Elton John is known for his support of the AIDS Foundation, while Matt Damon started his own organisation called H2O Africa and advocates for Onexone. Bill Gates is known for his global effort to irradicate malaria.

 

Celebrities and charities enjoy a naturally symbiotic relationship because both have a lot to offer each other. Doing good deeds helps celebrities burnish their images. True, sometimes this can seem self-serving. For example, Pamela Anderson is said to have contacted PETA to offer her support so that she could “have something else to talk about in interviews.” However, Anderson is the owner of two dogs rescued from shelters and genuinely loves animals.

 

The bottom line is that a charity can bolster its effort to raise money and perform good works when it can draft off the fame of a popular public figure.

 

Although the celebrity-charity connection predates what today is recognised as influence marketing, the two are closely related. Private industry and charities alike have long recognised the power of celebrities to motivate a mass audience to perform or adopt a certain behaviour.

 

For example, when Clark Gable removed his shirt in the 1934 movie “It Happened One Night,” the audience noticed he was not wearing a t-shirt under his dress shirt. Shortly after, sales of men’s t-shirts plummeted across the nation. Up until then, it was simply standard practice for all men to wear a t-shirt all the time.

 

Clever marketers realised that if one man in one movie could tank an entire industry overnight –- such a figure may also be able to do the opposite.
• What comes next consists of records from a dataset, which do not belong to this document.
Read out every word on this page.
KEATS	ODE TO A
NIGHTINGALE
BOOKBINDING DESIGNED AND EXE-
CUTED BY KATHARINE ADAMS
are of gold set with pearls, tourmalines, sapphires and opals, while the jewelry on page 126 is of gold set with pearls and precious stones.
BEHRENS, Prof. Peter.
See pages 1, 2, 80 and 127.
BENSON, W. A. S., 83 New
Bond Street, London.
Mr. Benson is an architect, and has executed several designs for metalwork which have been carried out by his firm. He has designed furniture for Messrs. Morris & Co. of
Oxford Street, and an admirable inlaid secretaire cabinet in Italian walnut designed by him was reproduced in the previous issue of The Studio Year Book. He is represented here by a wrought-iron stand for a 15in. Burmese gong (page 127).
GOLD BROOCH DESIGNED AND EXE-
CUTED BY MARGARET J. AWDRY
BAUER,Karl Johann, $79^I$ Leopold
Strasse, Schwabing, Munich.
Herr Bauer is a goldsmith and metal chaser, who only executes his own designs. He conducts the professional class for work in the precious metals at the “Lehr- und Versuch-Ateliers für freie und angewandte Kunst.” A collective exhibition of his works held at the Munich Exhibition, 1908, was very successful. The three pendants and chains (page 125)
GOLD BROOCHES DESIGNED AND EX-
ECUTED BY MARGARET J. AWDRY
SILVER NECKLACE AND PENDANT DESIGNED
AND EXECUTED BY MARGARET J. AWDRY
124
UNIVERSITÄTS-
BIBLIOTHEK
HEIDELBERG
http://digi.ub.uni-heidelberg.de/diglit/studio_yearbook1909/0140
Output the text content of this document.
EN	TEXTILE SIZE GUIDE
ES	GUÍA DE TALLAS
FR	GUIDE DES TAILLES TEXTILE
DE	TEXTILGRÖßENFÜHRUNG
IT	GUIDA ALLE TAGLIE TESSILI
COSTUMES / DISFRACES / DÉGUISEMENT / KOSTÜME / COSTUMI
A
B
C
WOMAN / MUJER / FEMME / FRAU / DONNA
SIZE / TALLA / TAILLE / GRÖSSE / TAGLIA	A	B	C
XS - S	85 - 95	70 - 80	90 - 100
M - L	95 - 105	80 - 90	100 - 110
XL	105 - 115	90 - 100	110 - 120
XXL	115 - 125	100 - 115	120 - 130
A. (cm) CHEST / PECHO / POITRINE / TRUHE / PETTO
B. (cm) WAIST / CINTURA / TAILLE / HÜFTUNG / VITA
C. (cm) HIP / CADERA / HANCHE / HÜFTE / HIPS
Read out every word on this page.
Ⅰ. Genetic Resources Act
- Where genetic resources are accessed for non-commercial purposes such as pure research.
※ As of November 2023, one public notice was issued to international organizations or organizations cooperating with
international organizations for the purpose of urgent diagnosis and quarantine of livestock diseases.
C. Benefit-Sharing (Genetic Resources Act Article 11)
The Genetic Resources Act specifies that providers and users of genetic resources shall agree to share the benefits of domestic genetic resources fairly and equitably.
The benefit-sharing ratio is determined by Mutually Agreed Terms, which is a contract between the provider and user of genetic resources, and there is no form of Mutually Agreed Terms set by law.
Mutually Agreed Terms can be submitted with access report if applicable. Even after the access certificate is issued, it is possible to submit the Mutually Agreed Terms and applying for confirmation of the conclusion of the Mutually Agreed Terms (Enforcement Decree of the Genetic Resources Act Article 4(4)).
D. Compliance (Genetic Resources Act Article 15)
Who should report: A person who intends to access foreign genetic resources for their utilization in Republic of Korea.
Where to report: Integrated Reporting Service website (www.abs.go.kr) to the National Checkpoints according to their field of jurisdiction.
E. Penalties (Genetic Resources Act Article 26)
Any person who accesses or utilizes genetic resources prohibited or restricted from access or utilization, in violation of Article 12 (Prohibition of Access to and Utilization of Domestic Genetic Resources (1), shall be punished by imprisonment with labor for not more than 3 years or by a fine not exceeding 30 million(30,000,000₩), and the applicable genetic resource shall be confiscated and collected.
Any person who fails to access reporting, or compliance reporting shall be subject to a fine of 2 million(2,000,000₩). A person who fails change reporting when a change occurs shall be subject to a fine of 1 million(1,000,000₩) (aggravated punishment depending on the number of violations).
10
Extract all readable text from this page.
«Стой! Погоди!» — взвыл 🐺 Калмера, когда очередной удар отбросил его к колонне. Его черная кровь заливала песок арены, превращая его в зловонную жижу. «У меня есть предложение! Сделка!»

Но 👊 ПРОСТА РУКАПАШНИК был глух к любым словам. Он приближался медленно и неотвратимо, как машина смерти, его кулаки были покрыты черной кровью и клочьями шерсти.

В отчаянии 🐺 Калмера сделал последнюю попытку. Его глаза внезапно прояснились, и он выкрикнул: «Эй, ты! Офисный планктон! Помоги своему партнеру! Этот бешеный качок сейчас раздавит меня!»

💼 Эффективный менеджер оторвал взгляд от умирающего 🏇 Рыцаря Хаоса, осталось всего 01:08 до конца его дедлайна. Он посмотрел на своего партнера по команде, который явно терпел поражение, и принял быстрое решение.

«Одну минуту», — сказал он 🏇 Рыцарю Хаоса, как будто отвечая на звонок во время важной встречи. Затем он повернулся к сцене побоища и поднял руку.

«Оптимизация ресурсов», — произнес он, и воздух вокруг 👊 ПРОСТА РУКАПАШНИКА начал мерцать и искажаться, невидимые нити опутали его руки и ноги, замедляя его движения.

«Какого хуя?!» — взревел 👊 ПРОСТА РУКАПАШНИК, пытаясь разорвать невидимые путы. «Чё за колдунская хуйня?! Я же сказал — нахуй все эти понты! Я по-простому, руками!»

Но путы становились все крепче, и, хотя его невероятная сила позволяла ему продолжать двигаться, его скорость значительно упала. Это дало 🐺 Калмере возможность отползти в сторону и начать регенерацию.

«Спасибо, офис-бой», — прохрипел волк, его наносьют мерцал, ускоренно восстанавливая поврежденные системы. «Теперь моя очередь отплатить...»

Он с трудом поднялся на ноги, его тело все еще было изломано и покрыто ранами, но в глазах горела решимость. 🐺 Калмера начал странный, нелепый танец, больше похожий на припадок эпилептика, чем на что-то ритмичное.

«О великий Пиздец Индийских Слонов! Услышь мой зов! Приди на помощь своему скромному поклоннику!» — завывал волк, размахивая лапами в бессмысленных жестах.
That led to the practice of product placement branding in movies and TV shows.

 

Today, it’s “influencers” on social media sites, especially Instagram, that can move massive amounts of products if celebrities are seen using them.

 

Thus, when celebrities lend their public image power to charities, it tends to drive people to seek more information about that charity or donate money at the urging of a media figure they admire.